METHODS: We performed a prospective study of patients with mild ABP (Atlanta criteria) admitted to our hospital from January 2004 to March 2005. Diagnosis of ABP was based on clinical features, serum amylase levels more than 3 times higher than the upper level of normality, and gallstones detected by ultrasonography. In all patients, MRC was performed preoperatively. If positive for common bile duct stones (CBDS), endoscopic retrograde cholangiopancreatography (ERCP) with endoscopic sphincterotomy (ES) was performed, followed by laparoscopic cholecystectomy (LC). When MRC was negative, LC was performed directly. Intraoperative cholangiography was not routinely performed .

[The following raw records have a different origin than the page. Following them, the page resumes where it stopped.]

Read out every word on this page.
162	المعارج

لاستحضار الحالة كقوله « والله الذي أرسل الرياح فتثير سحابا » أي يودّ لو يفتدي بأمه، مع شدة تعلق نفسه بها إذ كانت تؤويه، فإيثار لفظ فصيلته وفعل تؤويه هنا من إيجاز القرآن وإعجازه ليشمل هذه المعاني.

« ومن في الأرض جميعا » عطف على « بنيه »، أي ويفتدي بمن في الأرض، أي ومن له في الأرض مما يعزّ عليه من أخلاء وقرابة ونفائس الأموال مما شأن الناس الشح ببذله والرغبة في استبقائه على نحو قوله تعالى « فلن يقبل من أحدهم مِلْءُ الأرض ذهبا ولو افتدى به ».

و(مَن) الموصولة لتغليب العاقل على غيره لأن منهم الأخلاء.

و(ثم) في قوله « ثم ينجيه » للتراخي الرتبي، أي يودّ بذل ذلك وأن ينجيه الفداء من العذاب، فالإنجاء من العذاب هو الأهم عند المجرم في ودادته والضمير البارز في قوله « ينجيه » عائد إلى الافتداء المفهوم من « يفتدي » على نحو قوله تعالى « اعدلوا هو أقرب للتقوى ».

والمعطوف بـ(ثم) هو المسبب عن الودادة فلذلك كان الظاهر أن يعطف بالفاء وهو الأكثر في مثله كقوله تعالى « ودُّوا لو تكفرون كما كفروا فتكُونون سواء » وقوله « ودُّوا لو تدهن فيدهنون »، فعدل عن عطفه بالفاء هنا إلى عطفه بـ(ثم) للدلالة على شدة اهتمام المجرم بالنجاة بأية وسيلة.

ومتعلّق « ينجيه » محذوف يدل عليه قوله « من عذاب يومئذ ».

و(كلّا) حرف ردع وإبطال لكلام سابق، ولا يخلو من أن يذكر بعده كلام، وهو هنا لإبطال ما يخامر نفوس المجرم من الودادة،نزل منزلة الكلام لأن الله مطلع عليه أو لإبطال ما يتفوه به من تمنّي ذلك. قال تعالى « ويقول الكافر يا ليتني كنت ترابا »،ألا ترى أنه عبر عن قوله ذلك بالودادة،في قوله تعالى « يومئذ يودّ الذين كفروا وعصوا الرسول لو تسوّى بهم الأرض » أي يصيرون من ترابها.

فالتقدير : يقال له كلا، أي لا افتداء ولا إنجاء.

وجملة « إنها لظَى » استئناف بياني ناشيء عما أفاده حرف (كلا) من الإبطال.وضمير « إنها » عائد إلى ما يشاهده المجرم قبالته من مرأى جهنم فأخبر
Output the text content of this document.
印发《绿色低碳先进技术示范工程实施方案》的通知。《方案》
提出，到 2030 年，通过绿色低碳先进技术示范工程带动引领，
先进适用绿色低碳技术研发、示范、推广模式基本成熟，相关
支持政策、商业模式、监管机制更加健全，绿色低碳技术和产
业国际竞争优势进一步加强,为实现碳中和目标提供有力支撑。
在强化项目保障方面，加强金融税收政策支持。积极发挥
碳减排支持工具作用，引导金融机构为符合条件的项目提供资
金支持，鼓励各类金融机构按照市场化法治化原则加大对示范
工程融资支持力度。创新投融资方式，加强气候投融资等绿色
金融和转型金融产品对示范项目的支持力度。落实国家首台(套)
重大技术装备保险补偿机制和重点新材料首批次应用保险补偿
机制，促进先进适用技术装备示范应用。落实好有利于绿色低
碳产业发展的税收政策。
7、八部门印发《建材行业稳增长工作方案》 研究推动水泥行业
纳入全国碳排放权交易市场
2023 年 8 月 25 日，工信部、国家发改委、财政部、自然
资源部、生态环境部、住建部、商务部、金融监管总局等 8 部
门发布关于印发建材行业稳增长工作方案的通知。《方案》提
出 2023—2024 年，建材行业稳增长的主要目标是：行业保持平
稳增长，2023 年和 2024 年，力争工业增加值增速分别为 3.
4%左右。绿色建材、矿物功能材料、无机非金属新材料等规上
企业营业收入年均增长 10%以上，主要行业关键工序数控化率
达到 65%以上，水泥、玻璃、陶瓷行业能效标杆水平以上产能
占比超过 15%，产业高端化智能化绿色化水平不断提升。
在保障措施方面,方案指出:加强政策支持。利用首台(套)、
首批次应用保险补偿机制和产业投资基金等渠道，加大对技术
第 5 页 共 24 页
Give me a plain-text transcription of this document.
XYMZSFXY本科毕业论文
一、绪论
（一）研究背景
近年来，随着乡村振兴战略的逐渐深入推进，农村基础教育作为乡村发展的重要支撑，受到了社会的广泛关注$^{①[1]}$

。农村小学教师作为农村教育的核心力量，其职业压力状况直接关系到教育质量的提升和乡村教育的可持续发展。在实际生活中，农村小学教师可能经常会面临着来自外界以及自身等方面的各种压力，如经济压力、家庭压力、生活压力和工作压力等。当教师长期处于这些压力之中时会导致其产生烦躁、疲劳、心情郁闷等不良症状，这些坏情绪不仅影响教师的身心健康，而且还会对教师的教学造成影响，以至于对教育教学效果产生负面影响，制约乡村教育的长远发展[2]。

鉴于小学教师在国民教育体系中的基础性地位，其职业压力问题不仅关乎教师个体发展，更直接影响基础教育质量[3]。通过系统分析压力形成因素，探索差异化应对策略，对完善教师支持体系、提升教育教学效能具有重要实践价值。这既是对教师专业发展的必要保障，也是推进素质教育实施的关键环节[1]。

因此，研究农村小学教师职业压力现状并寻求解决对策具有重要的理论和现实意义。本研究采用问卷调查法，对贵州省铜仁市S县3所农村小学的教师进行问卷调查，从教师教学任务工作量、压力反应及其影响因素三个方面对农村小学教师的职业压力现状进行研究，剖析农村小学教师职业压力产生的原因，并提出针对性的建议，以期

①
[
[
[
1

RESULTS: Of the 31 patients admitted, 27 were included (mean age 66.4 +/- 18 years, 78% female). Four patients were excluded: 2 refused to undergo cholecystectomy and two had severe ABP. The mean interval between onset of ABP and cholecystectomy was 1.7 months +/- 1.2. Three patients (11.1%) experienced recurrence within 4 weeks of the index admission. MRC revealed CBDS in four patients (14.8%). In 3 patients, all the gallstones were removed by ERCP and ES. In one patient, 12 gallstones were retrieved but attempts to remove a stone from the cystic duct were unsuccessful. One patient with preoperative CBDS was readmitted 4 weeks after cholecystectomy due to recurrence. Another patient with negative findings on preoperative MRC was also readmitted with postcholecystectomy ABP. Twenty-five of the 27 patients (93%) have remained asymptomatic after cholecystectomy (median follow-up: 16 months [8-22 months]).

CONCLUSIONS: MRC should not be routinely used in the preoperative evaluation of patients with ABP but is an accurate tool in selected patients with this disease.